Option consommateur a enregistré 48 plaintes liées aux services de construction, l'entretien et la rénovation d'habitations entre le 1er janvier et le 31 mars dernier. C'est un bond de 46% par rapport à la même période en 2021 alors qu'on comptait 26 plaintes.
PEU DE PLAINTES À LA RÉGIE
La Régie du bâtiment du Québec (RBQ) invite les consommateurs lésés à dénoncer les entrepreneurs fautifs. Elle n'a reçu qu'une quinzaine de plaintes à cet effet depuis le début de la pandémie. Elle a le pouvoir de suspendre ou de retirer la licence d'un entrepreneur qui bafoue les règles de l'industrie. Il lui faut cependant plus qu'une plainte liée à une hausse de coûts pour agir.
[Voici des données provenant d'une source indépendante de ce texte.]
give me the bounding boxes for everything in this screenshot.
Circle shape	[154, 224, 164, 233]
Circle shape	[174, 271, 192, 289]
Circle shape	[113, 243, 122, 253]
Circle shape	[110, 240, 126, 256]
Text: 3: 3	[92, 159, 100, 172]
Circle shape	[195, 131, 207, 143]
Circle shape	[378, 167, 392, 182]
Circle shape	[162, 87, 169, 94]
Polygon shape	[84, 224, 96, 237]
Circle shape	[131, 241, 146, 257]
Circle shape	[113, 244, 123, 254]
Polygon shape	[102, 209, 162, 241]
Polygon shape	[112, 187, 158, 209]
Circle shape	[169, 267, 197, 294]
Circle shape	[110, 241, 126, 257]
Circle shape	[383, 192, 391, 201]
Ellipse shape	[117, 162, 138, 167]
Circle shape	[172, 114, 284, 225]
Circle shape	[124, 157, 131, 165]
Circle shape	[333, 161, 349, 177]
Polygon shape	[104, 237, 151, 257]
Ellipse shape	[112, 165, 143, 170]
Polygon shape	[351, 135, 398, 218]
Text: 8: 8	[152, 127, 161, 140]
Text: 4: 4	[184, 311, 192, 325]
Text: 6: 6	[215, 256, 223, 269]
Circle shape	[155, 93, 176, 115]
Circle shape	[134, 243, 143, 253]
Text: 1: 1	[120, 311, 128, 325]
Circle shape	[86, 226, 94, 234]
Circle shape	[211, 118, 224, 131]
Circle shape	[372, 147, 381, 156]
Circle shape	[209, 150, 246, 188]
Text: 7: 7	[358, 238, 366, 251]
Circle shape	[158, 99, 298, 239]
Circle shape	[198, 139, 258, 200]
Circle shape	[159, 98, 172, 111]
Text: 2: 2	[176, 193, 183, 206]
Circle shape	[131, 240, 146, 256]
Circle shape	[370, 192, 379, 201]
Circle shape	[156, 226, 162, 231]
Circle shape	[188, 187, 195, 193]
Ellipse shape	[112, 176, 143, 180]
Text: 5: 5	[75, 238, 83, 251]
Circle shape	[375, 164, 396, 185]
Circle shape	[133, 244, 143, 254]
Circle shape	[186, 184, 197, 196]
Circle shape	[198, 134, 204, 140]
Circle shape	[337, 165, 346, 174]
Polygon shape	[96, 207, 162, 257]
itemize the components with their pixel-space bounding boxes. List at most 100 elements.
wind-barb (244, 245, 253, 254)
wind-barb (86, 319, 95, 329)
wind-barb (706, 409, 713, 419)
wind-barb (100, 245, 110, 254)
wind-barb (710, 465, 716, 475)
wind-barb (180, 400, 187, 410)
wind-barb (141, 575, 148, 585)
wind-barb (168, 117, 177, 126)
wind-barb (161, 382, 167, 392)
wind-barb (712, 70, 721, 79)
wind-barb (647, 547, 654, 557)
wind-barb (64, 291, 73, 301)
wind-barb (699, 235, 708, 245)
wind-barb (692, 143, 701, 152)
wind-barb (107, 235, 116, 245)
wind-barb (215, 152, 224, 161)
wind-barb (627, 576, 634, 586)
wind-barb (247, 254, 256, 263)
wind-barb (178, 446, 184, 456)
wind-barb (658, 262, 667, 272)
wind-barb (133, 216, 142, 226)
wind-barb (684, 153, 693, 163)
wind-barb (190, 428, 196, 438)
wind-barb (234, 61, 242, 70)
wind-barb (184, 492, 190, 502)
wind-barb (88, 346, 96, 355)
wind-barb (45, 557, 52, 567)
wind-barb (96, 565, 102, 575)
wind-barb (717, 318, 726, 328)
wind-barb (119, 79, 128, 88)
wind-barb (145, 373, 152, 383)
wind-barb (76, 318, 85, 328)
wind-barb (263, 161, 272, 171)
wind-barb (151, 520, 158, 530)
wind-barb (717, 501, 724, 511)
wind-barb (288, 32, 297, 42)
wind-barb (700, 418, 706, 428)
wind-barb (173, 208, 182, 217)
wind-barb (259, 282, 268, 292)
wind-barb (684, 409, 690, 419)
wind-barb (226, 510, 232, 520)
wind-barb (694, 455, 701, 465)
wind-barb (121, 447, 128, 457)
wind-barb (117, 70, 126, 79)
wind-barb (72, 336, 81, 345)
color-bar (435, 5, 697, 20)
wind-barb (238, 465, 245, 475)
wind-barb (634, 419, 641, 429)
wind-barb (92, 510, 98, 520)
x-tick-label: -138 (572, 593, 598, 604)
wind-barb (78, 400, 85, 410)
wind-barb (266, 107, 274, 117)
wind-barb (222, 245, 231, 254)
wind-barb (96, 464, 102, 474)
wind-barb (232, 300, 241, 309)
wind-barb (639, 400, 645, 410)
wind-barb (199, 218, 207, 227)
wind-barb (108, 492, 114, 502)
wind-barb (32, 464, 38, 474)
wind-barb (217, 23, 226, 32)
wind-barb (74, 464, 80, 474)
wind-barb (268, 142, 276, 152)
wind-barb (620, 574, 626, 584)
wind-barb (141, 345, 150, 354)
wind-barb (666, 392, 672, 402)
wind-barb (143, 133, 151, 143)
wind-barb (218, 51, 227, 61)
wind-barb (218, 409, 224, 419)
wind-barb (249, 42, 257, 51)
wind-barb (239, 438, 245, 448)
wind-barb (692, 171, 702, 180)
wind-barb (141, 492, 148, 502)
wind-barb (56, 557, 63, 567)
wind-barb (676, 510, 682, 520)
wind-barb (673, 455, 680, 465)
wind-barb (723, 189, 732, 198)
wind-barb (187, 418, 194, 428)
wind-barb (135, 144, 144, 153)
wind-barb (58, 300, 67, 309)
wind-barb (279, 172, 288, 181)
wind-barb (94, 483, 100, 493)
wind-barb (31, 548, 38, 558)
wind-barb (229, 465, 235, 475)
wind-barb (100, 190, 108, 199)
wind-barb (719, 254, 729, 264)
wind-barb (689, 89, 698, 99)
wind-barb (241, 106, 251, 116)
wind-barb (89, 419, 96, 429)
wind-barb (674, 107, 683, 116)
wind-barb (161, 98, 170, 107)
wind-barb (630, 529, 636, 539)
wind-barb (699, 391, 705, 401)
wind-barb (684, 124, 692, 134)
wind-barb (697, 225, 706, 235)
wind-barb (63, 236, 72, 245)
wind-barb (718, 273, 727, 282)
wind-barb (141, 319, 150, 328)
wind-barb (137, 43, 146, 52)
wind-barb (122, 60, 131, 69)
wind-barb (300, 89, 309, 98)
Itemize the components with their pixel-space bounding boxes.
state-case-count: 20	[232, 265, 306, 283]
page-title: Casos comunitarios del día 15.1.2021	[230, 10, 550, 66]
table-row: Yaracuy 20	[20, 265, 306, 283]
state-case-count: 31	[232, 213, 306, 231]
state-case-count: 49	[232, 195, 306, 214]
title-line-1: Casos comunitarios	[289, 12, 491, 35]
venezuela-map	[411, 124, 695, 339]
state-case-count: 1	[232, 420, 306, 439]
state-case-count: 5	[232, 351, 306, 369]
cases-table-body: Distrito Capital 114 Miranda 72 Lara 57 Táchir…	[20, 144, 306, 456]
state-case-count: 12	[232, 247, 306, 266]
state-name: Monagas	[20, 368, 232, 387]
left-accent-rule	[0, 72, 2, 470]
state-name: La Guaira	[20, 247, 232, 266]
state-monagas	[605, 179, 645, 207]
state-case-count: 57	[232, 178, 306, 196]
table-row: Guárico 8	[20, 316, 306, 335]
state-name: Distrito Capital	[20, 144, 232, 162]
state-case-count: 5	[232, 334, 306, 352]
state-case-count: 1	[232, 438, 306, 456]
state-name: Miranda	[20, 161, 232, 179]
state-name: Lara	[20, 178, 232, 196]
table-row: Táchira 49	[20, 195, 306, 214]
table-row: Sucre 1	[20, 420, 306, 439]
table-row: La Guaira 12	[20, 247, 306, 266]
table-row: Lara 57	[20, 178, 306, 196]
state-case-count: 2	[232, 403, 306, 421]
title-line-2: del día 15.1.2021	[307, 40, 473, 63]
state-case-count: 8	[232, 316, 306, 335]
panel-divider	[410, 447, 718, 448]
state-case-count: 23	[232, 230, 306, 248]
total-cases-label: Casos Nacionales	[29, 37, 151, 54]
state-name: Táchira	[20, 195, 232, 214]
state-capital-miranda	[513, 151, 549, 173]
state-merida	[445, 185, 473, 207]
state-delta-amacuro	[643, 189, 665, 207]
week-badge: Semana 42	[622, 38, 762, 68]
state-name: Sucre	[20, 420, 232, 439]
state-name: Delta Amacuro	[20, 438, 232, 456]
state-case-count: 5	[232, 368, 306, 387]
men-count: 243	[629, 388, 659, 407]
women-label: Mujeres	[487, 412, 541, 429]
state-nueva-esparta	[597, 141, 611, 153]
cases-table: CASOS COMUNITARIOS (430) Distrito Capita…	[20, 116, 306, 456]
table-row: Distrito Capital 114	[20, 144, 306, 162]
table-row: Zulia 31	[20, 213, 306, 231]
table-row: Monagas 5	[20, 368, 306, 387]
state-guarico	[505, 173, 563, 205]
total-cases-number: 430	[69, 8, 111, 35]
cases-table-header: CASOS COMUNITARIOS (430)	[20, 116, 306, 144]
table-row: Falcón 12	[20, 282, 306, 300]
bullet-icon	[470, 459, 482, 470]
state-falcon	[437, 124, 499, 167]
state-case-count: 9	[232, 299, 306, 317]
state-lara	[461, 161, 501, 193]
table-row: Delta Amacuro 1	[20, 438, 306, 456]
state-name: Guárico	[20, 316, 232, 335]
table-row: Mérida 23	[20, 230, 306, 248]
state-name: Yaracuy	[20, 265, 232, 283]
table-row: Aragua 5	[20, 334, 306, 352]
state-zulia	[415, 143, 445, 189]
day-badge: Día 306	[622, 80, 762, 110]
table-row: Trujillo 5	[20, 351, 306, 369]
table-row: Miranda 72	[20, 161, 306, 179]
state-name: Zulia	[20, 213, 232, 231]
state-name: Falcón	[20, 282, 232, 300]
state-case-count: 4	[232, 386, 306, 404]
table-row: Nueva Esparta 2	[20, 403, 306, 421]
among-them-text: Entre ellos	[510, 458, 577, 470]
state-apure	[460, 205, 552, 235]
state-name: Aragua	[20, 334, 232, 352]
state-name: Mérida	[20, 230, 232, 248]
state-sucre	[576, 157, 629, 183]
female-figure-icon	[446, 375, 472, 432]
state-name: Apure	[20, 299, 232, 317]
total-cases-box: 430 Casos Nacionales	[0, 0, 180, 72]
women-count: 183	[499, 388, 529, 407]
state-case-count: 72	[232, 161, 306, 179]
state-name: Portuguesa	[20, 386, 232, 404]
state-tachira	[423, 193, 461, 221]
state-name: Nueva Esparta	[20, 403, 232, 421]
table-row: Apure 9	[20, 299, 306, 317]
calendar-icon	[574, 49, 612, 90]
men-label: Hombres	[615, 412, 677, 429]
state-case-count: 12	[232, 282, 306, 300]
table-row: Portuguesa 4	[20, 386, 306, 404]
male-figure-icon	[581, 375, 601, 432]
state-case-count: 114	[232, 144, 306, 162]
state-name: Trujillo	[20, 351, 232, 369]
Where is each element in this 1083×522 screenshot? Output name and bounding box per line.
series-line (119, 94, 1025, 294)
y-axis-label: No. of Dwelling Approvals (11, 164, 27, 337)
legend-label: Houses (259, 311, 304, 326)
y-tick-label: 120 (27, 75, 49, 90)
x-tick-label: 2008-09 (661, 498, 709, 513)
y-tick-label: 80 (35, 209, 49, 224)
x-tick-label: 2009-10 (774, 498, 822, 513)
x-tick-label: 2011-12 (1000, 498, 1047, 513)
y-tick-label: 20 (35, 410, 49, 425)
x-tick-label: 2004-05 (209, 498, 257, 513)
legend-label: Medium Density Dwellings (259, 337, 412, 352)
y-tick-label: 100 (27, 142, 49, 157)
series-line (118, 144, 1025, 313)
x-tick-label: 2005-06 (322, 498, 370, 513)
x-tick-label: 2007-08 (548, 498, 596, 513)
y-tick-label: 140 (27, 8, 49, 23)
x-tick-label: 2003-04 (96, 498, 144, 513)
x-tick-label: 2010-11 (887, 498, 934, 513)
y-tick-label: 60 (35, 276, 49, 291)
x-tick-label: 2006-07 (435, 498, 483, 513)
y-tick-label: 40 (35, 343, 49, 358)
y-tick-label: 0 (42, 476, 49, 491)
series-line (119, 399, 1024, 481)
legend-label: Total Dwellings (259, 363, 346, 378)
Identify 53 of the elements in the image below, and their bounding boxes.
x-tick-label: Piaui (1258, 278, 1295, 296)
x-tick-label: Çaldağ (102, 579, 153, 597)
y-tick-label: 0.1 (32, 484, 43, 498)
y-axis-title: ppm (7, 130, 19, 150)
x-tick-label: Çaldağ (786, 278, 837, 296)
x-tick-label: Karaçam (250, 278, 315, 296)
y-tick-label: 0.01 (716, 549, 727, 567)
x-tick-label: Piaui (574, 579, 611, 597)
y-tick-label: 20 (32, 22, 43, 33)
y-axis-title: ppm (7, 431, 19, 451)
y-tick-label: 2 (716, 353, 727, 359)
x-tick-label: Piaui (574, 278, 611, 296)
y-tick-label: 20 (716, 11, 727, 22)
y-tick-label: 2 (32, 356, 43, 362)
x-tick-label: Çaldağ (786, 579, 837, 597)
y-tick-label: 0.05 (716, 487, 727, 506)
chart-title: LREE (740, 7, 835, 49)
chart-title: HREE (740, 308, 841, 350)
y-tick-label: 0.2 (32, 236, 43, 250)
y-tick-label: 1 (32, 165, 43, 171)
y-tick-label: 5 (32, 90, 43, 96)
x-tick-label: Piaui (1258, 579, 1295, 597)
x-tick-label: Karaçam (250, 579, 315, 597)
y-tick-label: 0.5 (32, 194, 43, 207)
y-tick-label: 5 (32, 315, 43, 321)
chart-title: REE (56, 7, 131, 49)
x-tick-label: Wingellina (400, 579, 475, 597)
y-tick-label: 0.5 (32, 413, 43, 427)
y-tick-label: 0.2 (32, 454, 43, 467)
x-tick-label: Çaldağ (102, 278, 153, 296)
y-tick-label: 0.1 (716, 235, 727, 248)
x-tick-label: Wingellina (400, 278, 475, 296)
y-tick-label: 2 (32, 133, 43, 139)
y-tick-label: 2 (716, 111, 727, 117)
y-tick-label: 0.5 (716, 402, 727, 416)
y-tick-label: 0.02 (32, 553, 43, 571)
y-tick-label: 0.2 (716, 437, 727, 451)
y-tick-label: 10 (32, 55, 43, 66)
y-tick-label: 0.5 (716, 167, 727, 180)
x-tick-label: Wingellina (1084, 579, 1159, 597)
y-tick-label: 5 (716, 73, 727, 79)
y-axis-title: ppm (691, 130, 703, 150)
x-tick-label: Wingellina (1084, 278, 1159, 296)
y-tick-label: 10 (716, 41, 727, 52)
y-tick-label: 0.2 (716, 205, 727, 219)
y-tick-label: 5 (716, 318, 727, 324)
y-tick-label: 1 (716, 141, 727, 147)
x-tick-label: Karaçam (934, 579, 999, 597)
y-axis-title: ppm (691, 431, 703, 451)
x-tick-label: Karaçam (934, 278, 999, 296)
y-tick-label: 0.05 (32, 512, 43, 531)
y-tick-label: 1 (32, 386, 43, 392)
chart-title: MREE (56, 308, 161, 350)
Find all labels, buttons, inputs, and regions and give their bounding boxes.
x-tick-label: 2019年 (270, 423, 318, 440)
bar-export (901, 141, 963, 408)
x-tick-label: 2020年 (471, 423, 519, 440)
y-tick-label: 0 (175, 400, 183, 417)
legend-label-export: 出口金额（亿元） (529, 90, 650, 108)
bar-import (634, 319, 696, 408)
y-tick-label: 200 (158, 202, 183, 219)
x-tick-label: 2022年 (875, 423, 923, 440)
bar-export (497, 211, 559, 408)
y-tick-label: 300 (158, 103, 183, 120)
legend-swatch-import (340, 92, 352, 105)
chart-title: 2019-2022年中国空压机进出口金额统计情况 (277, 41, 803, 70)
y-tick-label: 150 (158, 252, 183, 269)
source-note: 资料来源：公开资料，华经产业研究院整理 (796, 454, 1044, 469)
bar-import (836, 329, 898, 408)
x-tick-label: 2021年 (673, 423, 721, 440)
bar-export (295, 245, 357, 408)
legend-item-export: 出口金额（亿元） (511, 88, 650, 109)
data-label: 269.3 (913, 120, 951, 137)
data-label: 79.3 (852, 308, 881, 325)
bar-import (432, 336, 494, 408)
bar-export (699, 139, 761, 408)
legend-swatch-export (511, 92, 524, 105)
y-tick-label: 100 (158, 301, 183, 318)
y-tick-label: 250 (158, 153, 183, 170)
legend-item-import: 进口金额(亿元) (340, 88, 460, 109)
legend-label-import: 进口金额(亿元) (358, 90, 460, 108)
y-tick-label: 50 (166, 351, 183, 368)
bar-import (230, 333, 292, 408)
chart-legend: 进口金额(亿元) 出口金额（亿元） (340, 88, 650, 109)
« Les gens passent souvent beaucoup plus de temps à choisir les couleurs des murs et de la céramique que pour trouver l'entrepreneur à qui ils vont confier des travaux qui atteignent parfois plusieurs centaines de milliers de dollars. » - Sylvain Lamothe, porte-parole de la Régie du bâtiment du Québec
Marc-Handré Harnois de l'ACQC accuse la Régie du bâtiment et la ministre de l'Habitation du Québec, Andrée Laforest, de rester les bras croisés devant le phénomène livrant les futurs acheteurs à eux-mêmes. Il met en garde les consommateurs qui acceptent, malgré tout, les hausses déraisonnables d'entrepreneurs en croyant retrouver leur argent au moment de la vente.
« Admettons que la guerre se poursuive, poussant l'inflation à la hausse, puis qu'on hausse les taux d'intérêt pour y remédier, puis qu'une crise économique s'installe... Est-ce que vraiment le prix des habitations va demeurer aussi avantageux pour ceux qui vont avoir acheté à gros prix et qui pourraient se retrouver forcés de revendre? On peut se permettre d'en douter. »
Aucun changement légilslatif n'est prévu à court terme pour donner plus de mordant à la Régie du bâtiement du Québec pour contrer cette situation.